I went to a Brandeis University lunch yesterday at which Tom Friedman (who, like me, is an alumnus) was speaking. As usual, he was mellifluous, funny, coherent and riveting. What's more he struck at the very heart of the torture issue tearing America apart. He spoke also about the economy, the environment and the collapsing system of nation-states that I believe no one in the Obama administration has yet confronted. But that's another question. I've been limning out my thoughts about this here for a while, and I am looking forward to Tom doing the same in his New York Times column, suspended now for a few months so he can update a book. (This is a loss for the op-ed page but a boomlet for the Times' bottom line.)
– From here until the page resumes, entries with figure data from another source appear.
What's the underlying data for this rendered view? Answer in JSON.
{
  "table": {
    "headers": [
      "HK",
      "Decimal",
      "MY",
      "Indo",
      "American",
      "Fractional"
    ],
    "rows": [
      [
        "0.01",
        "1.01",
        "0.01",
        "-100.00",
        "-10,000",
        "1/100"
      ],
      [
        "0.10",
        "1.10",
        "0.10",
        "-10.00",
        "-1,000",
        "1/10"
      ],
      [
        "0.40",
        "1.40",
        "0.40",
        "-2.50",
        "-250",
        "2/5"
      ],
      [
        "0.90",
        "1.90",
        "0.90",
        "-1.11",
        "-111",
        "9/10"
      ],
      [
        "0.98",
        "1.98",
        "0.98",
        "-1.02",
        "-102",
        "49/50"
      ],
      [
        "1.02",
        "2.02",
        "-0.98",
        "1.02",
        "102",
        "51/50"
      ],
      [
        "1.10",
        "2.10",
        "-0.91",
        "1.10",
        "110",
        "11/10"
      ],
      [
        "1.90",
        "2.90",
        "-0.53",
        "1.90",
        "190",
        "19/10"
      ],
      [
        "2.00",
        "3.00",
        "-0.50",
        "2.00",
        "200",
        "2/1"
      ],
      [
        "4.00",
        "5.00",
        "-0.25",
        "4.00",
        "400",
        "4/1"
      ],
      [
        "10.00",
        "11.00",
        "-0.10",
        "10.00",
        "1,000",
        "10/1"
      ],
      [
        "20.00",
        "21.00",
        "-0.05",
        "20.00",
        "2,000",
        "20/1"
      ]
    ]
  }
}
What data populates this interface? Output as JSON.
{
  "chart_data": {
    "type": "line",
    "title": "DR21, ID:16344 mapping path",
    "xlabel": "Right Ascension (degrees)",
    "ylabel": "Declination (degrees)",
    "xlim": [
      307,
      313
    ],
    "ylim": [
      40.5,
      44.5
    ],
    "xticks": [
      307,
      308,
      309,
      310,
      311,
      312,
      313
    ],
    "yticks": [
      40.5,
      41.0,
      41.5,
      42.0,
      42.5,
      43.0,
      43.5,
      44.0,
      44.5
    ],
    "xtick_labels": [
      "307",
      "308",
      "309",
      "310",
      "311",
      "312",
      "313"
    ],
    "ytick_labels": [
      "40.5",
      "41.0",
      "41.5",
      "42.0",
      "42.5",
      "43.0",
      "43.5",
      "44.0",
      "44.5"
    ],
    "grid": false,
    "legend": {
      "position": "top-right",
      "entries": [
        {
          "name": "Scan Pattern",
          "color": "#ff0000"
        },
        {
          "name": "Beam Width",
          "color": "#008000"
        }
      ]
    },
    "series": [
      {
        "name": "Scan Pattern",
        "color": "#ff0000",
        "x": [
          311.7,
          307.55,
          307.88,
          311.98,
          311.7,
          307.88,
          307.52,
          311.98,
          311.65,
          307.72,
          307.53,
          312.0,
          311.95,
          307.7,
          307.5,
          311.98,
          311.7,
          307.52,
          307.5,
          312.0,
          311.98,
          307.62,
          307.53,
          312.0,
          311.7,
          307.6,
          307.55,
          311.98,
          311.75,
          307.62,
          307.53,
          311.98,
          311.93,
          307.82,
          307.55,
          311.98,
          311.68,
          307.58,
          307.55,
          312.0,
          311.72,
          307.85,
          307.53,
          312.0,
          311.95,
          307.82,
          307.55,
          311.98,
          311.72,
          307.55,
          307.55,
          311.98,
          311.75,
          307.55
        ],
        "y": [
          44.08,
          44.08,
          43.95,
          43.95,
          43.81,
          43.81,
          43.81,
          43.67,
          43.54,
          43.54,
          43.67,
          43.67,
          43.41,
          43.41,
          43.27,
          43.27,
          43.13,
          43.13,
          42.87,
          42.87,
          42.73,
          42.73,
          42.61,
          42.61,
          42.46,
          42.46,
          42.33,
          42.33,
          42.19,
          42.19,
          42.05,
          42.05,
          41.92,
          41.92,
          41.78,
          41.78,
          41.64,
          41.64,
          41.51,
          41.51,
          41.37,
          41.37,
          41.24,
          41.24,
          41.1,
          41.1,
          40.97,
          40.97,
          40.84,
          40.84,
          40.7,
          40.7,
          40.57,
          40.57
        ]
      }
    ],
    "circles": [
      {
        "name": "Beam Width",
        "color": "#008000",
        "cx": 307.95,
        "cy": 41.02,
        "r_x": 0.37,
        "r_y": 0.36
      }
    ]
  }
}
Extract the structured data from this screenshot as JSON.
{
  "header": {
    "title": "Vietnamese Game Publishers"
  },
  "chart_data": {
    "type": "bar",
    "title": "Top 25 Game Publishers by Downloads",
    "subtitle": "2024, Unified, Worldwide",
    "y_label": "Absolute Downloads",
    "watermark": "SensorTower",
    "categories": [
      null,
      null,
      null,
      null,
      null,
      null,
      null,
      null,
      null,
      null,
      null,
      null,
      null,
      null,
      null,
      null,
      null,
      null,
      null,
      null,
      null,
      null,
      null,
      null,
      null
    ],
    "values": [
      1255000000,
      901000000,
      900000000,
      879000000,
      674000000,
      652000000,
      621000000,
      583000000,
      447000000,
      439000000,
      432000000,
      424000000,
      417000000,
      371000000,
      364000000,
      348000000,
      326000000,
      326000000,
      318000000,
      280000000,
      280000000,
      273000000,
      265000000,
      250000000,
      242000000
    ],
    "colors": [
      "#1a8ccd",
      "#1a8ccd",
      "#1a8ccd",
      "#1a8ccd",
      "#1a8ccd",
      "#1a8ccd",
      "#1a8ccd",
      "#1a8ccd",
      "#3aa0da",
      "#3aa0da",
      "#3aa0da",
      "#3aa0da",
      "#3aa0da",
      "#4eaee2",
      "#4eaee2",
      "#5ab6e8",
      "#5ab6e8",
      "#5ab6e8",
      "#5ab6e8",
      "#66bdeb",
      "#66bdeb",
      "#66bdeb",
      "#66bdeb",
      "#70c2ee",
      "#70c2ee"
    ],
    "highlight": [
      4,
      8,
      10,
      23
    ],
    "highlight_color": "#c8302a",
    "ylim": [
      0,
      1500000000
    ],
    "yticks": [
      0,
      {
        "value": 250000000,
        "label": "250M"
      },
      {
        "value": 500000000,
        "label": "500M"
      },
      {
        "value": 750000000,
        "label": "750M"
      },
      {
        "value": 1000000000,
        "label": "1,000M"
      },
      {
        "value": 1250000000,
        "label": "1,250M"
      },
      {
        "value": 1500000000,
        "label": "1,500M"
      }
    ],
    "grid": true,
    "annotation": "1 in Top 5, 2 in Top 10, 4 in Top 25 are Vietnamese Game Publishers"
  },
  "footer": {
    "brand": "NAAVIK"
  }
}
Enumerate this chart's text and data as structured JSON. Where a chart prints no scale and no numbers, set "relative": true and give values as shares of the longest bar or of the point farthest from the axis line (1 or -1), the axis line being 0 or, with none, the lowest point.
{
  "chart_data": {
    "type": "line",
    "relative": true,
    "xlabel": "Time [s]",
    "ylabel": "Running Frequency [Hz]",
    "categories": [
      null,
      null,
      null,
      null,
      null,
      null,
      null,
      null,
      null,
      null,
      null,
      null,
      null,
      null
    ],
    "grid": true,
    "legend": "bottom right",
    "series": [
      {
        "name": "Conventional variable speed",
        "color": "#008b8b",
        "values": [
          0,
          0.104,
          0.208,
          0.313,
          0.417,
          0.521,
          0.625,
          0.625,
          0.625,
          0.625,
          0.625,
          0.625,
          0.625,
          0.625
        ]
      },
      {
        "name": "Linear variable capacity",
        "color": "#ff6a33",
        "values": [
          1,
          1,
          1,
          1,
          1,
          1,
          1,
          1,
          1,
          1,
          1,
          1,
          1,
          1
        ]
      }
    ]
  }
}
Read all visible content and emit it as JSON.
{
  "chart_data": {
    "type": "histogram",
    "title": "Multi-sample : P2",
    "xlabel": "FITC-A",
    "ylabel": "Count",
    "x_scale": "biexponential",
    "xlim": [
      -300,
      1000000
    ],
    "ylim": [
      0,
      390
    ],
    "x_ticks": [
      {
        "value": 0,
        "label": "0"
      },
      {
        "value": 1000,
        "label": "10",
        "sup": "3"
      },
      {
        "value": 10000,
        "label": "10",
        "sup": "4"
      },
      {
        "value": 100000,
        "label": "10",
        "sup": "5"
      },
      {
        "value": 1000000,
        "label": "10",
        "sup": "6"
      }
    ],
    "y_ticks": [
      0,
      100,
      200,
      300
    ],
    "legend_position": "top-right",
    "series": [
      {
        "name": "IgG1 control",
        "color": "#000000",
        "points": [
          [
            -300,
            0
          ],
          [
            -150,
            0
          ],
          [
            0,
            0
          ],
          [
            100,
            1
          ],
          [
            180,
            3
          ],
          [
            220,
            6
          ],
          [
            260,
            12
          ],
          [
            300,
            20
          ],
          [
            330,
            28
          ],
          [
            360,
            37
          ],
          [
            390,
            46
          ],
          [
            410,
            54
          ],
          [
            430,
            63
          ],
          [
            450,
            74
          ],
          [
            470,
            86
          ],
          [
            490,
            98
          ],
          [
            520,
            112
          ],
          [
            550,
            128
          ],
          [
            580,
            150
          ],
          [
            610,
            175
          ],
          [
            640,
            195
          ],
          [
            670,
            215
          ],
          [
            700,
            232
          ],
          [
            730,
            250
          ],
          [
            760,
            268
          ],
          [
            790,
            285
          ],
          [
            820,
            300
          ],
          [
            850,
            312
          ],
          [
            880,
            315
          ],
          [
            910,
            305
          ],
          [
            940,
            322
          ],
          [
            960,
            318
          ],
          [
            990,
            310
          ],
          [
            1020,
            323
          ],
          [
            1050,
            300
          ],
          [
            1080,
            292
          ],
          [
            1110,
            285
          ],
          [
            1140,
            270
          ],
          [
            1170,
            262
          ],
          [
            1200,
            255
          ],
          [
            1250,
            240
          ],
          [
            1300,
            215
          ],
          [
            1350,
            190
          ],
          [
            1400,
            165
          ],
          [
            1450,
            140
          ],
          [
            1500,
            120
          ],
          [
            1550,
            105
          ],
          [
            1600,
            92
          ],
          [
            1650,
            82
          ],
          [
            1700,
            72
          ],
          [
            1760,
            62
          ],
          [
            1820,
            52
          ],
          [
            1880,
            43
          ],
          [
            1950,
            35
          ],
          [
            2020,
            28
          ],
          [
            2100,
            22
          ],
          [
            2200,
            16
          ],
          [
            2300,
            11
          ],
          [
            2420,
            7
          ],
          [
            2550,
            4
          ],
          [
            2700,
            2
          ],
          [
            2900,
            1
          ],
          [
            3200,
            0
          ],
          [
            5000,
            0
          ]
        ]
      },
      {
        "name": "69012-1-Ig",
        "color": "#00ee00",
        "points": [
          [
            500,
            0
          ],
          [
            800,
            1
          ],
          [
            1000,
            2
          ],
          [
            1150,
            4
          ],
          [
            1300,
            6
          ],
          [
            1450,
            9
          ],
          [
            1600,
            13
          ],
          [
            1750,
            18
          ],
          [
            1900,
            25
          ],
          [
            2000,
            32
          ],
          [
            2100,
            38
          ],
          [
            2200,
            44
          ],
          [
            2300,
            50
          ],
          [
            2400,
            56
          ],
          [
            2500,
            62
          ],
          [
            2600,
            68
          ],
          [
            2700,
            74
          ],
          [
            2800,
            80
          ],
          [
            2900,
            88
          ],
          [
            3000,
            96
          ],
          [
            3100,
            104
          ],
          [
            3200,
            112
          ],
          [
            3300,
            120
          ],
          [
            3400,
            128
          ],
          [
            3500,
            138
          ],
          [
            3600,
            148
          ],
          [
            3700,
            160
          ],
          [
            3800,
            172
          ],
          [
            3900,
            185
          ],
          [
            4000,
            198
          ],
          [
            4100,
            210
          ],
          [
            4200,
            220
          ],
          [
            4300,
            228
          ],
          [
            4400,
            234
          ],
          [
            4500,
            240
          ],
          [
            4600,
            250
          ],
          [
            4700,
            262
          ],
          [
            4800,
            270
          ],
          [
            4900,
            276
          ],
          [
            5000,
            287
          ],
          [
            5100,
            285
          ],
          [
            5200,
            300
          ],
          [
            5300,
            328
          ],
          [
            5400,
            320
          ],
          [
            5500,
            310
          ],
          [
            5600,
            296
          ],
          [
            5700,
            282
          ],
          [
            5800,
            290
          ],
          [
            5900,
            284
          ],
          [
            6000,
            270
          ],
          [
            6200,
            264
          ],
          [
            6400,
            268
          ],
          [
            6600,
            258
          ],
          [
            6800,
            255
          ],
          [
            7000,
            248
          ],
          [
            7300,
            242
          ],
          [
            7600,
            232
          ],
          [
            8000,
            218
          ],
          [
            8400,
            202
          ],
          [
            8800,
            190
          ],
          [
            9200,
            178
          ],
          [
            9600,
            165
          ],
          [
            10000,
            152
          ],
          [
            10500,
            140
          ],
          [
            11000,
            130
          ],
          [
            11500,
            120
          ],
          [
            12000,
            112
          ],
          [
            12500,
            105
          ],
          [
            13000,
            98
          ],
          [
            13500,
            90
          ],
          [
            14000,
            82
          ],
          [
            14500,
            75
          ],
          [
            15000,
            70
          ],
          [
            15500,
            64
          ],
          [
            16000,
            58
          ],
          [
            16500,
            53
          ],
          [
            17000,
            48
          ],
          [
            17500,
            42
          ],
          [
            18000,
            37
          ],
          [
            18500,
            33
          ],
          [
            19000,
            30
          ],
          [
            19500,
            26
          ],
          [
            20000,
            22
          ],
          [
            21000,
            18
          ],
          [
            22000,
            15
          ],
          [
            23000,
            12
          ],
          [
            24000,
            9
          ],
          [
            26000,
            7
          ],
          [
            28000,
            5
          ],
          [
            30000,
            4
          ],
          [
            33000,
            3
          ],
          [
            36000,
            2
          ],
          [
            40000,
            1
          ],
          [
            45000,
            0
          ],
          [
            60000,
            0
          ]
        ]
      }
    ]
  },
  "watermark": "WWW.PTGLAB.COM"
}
Tom thinks that the president addressed the history and future of torture by the United States exactly right, at least from his position as chief executive of a country that cannot find moral closure on the matter now. (Tom expands on this argument in his column today.) Looking towards tomorrow, Obama said "no more," but with many crucial details yet to be resolved. I'm myself am not so sure that handing out the four Department of Justice memos was especially helpful. After all, reading legal documents is rarely an enlightening experience. Still...
What was very wise on the president's part was to say "no" to putting any figures from the Bush administration in a dock for the righteous to batter, either directly in trials or before some inquisitorial tribunal that cannot punish but can torment. We will see whether the left-wing Democrats can restrain them from exercises that will not allow us to fix on anything in the future.
The fact is, as Friedman indicates...
Al Qaeda was undeterred by normal means. Al Qaeda's weapon of choice was suicide. Al Qaeda operatives were ready to kill themselves--as they did on 9/11, and before that against U.S. targets in Saudi Arabia, Kenya, Tanzania and Yemen--long before we could ever threaten to kill them. We could deter the Russians because they loved their children more than they hated us; they did not want to die. The Al Qaeda operatives hated us more than they loved their own children. They glorified martyrdom and left families behind. ... They do not care whether we torture or not--bin Laden declared war on us when Bill Clinton was president.
Tom makes a surprisingly fresh argument about Iraq. (I had thought there were no fresh arguments to be had on our fight there.)
If we, with Iraqis, defeat them [and I don't think my friend means only Al Qaeda] by building any kind of decent, pluralistic society in the heart of their world, it will be a devastating blow.
This is a post-script of sorts. But it all fits together logically and conclusively. Now, if Diane Feinstein wants to continue to stalk George Bush, let her.